Mar
CogSem Seminar: “Semiosis and cognition in Science fiction narratives” (Carlos H. Guzmán)
In this exciting seminar on the cognitive semiotics of science fiction, our long term collaborator Carlos Guzman, cguzman@bellasartes.edu.co, will present his recent research on a link from Colombia. All are warmly welcome to H402, or to the usual zoom link, see below (or to the right).
Science fiction as a narrative genre has been an object of study for linguists (Cheyne 2008), narratologists (Malmgren 1991) and sometimes it has been the topic of semiotic analysis (Angenot 1979). At the same time, signs and semiosis have become a recurring topic in science fiction stories, Sometimes revealing the difficulties of communication (Lem 1987, MIeville 2011) and the effects of new technologies not only in society but on the nature of human beings (Sterling 1982).

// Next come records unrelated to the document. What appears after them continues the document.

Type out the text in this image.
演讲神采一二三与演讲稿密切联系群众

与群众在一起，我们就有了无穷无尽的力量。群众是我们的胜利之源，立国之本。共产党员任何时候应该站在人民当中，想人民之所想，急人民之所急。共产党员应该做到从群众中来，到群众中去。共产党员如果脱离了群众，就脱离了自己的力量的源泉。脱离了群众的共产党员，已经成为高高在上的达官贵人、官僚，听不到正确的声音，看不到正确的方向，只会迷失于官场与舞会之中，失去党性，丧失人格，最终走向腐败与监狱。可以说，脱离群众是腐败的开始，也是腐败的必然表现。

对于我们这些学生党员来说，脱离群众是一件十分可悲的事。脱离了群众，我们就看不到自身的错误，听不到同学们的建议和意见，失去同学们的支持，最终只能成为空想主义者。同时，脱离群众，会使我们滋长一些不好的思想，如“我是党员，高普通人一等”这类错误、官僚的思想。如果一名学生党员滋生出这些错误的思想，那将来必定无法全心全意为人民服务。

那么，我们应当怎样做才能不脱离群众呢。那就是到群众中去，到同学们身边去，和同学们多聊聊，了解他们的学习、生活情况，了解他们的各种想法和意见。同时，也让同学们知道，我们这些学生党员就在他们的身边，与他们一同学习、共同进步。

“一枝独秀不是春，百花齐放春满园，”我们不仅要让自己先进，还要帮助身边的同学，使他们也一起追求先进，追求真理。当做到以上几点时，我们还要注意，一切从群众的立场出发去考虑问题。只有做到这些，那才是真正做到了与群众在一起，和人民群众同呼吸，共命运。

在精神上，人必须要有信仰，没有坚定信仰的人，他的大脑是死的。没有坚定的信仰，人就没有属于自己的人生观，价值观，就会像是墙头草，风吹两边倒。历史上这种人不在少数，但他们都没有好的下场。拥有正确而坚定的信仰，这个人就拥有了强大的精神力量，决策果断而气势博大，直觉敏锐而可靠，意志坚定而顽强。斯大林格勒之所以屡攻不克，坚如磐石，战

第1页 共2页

My recent research focuses on the way that science fiction authors have incorporated ideas from the field of semiotics into their stories, particularly those related to embodied, enacted or extended cognitión. In this presentation, I refer to three specific cases: Neal Stephenson´s novel Snow Crash (1992) where the author links ancient Sumerian incantations - Nam-shubs - with computer neurolinguistic viruses that could damage, tweak or control the brains of the people inhabiting the Metaverse, a kind of virtual space. The second case is about the idea that signs and languages not only emerge from our embodied experience of the world but could also reshape the way our minds experience reality, as happens to the protagonist of Story of Your Life (Chiang 2002) when she learns to read the semagrams used by alien visitors. In the last case, I analyze a novel with the fascinating title of Semiosis (2018) where Sue Burke, writer and translator, steps on the shoes /roots/ of The Bamboo, an intelligent alien vegetal being as it studies and interacts with a small group of human colonizers that have crashed on its planet. Burke´s novel works as an excellent exercise of seeing the world from a non-human point of view and exploring how the body we inhabit defines how we generate meaning.
The presentation is a summary of my recent work on science fiction narratives and how they can provide semioticians with some perspective about the role of semiotics in the analysis not only of current social and cultural phenomena but also to foresee the impacts that new technologies and discoveries might have in our cognitive processes on the near and far future.
Angenot, M. (1979). The absent paradigm: An introduction to the semiotics of science fiction. Science Fiction Criticism 6.1. 9-19.
Burke, S. (2018). Semiosis (First edition). Tor.
Cheyne, R. (2008). Created Languages in Science Fiction. Science Fiction Studies, 35(3), 386–403. http://www.jstor.org/stable/25475175
Chiang, T. (2002). Stories of your life and others (First edition). Small Beer Press.
Lem, S. (1987). Fiasco (; M. Kandel, Trans.; First Harvest edition). Harcourt Brace Jovanovich.
Miéville, C. (2011). Embassytown (1st U.S. ed). Ballantine Books.
Malmgren, C. D. (1991). Worlds apart: Narratology of science fiction. Indiana University Press.
Stephenson, N. (1992). Snow crash (Bantam pbk. ed). Bantam Books.
Sterling, B. (1982). Schismatrix plus. Ace Books.